- Born: 1770 Wakefield
- Died: 1856 (aged 85–86) Reigate

= Richard Battley =

English chemist

Richard Battley (1770–1856), was an English chemist.

== Life ==
Battley was the son of an architect in Wakefield, where he was born about 1770. He was educated at Wakefield Grammar School, and after serving as pupil with a physician in Wakefield was appointed medical attendant in connection with the collieries in the district of Newcastle upon Tyne. He then went to London to attend the medical schools, and after concluding his studies entered the service of the Royal Navy as an assistant surgeon, and was present at several engagements under Sir Sidney Smith.

After a few years, however, Battley returned to London, where he carried on the business of an apothecary, first in St. Paul's Churchyard, and afterwards in Fore Street, Cripplegate.

Battley was one of the founding group of the London Ophthalmic Infirmary in 1805, with his friend the surgeon John Cunningham Saunders and the physician John Richard Farre.
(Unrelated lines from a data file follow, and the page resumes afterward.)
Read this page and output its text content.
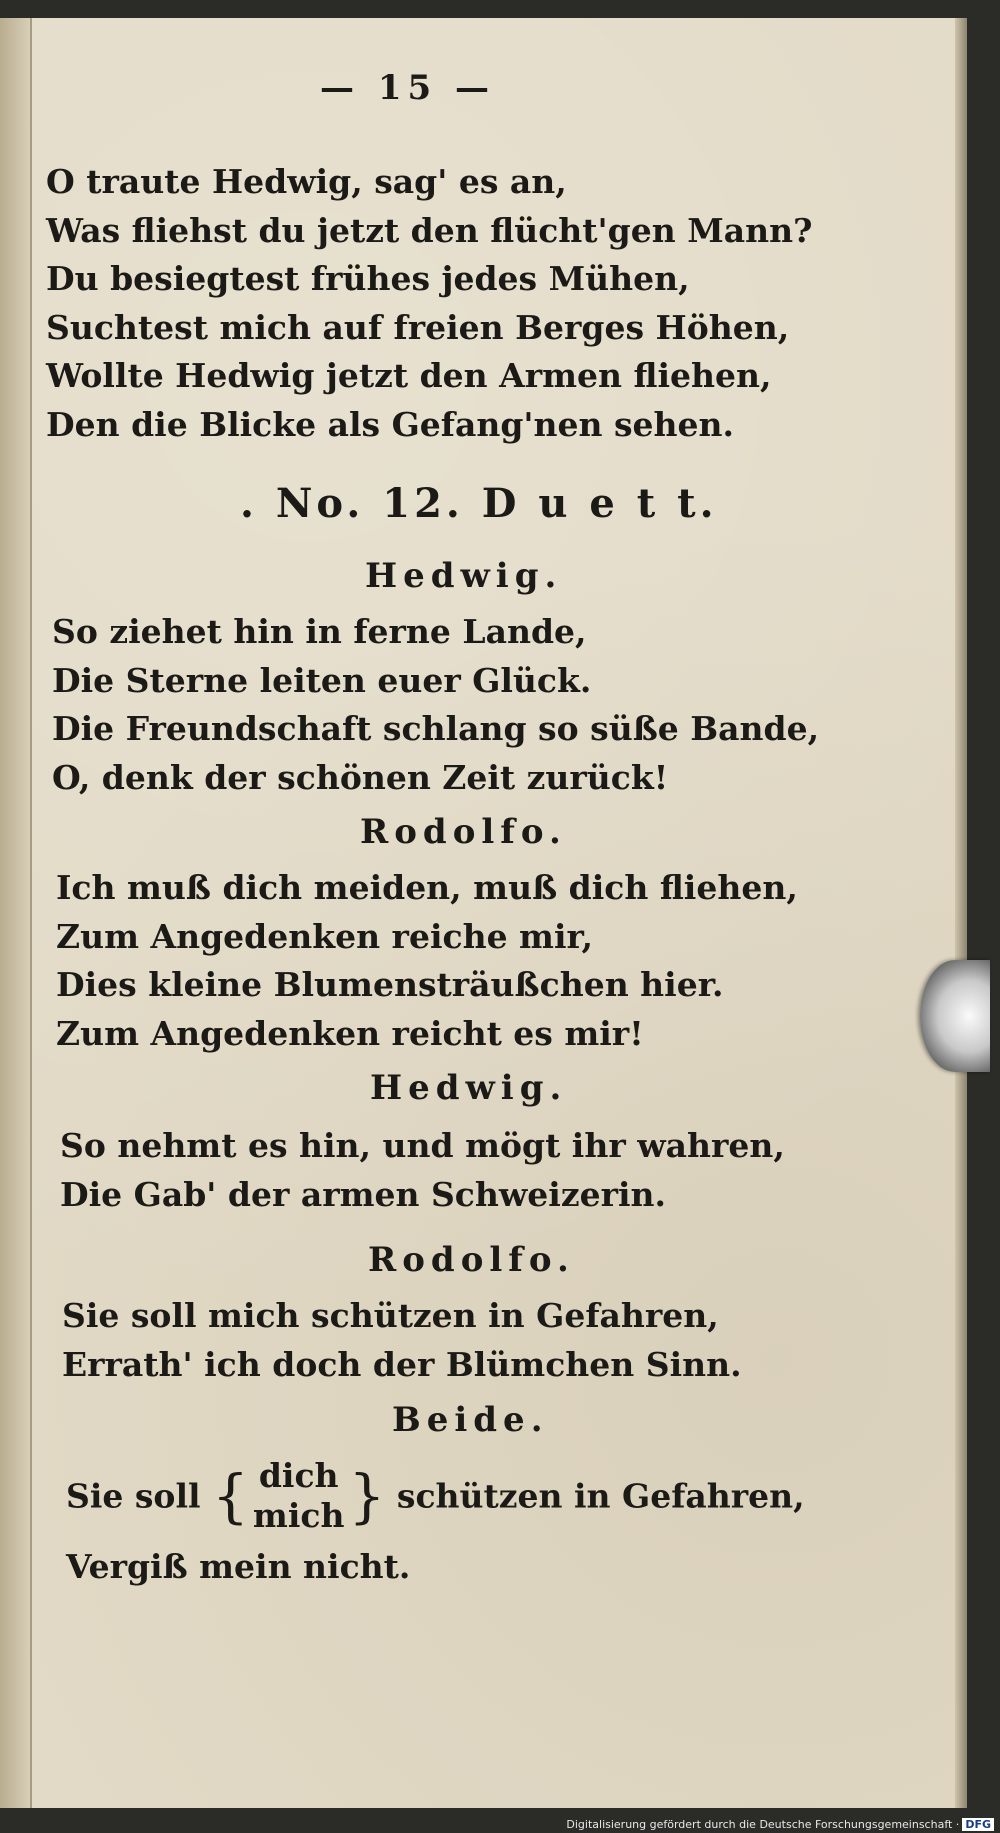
— 15 —
O traute Hedwig, sag' es an,
Was fliehst du jetzt den flücht'gen Mann?
Du besiegtest frühes jedes Mühen,
Suchtest mich auf freien Berges Höhen,
Wollte Hedwig jetzt den Armen fliehen,
Den die Blicke als Gefang'nen sehen.
. No. 12. D u e t t.
Hedwig.
So ziehet hin in ferne Lande,
Die Sterne leiten euer Glück.
Die Freundschaft schlang so süße Bande,
O, denk der schönen Zeit zurück!
Rodolfo.
Ich muß dich meiden, muß dich fliehen,
Zum Angedenken reiche mir,
Dies kleine Blumensträußchen hier.
Zum Angedenken reicht es mir!
Hedwig.
So nehmt es hin, und mögt ihr wahren,
Die Gab' der armen Schweizerin.
Rodolfo.
Sie soll mich schützen in Gefahren,
Errath' ich doch der Blümchen Sinn.
Beide.
Sie soll { dich
mich } schützen in Gefahren,
Vergiß mein nicht.
Digitalisierung gefördert durch die Deutsche Forschungsgemeinschaft · DFG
He for a time supplied the medicines free of cost, and also acted as secretary until 1818. He introduced important improvements in pharmaceutical operations, and at his own house in Fore Street, as well as at the Sanderson Institution, provide a museum of materia medica which was open free to the pupils of all the medical schools.

== Death ==
Battley died at Reigate on 4 March 1856.